In this fight Chippewas and Ottawas took the leading part. The Wyandots had, however, at the sound of firing crossed the river, and the Potawatomis also had joined in the combat, in spite of the truce so recently made with Gladwyn. At the battle of Bloody Run at least eight hundred warriors were engaged in the endeavour to cut off Dalyell’s men. There was rejoicing in the Indian villages, and more British scalps adorned the warriors’ wigwams. Runners were sent out to the surrounding nations with news of the victory, and many recruits were added to Pontiac’s forces.
THE FALL OF THE LESSER FORTS
While Fort Detroit was withstanding Pontiac’s hordes, the smaller forts and block-houses scattered throughout the hinterland were faring badly. On the southern shore of Lake Erie, almost directly south of the Detroit river, stood Fort Sandusky—a rude blockhouse surrounded by a stockade. Here were about a dozen men, commanded by Ensign Christopher Paully. The blockhouse could easily have been taken by assault; but such was not the method of the band of Wyandots in the neighbourhood. They preferred treachery, and, under the guise of friendship, determined to destroy the garrison with no risk to themselves.

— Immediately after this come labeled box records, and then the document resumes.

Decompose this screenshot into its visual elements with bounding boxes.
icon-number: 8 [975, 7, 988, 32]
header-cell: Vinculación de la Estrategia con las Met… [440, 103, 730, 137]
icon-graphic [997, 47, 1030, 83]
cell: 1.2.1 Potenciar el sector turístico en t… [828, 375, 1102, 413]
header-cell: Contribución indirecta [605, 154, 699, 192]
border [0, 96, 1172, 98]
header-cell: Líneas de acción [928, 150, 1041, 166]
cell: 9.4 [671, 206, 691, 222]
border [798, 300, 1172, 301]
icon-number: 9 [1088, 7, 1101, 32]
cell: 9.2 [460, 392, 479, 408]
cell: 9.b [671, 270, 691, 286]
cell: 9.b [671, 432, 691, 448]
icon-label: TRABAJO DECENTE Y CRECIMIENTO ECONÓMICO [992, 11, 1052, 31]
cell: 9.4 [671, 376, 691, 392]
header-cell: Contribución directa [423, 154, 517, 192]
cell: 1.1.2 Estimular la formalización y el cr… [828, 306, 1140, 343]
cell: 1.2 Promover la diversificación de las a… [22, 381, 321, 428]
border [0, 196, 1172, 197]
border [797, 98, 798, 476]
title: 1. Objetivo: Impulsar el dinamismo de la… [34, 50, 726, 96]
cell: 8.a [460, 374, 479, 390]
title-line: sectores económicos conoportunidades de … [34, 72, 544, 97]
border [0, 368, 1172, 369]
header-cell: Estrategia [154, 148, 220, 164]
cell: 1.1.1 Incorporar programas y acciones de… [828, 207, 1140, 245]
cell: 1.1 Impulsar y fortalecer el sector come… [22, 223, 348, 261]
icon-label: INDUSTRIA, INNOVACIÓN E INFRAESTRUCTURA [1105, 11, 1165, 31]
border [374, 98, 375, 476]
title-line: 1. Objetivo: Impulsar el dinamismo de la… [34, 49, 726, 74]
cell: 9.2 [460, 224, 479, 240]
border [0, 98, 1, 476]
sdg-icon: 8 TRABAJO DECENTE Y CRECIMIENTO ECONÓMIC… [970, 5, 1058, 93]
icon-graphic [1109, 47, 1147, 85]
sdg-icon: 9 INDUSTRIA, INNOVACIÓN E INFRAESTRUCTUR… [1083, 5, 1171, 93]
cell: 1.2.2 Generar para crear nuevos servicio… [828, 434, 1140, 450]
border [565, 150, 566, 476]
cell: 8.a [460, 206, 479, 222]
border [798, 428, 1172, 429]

On the morning of May 16 Paully was informed that seven Indians wished to confer with him. Four of these were members of the Wyandot tribe, and three belonged to Pontiac’s band of Ottawas. The Wyandots were known to Paully, and as he had no news of the situation at Detroit, and no suspicion of danger to himself, he readily admitted them to his quarters. The Indians produced a calumet and handed it to Paully in token of friendship. As the pipe passed from lip to lip a warrior appeared at the door of the room and raised his arm. It was the signal for attack. Immediately Paully was seized by the Indians, two of whom had placed themselves on either side of him. At the same moment a war-whoop rang out and firing began; and as Paully was rushed across the parade-ground he saw the bodies of several of his men, who had been treacherously slain. The sentry had been tomahawked as he stood at arms at the gate; and the sergeant of the little company was killed while working in the garden of the garrison outside the stockade.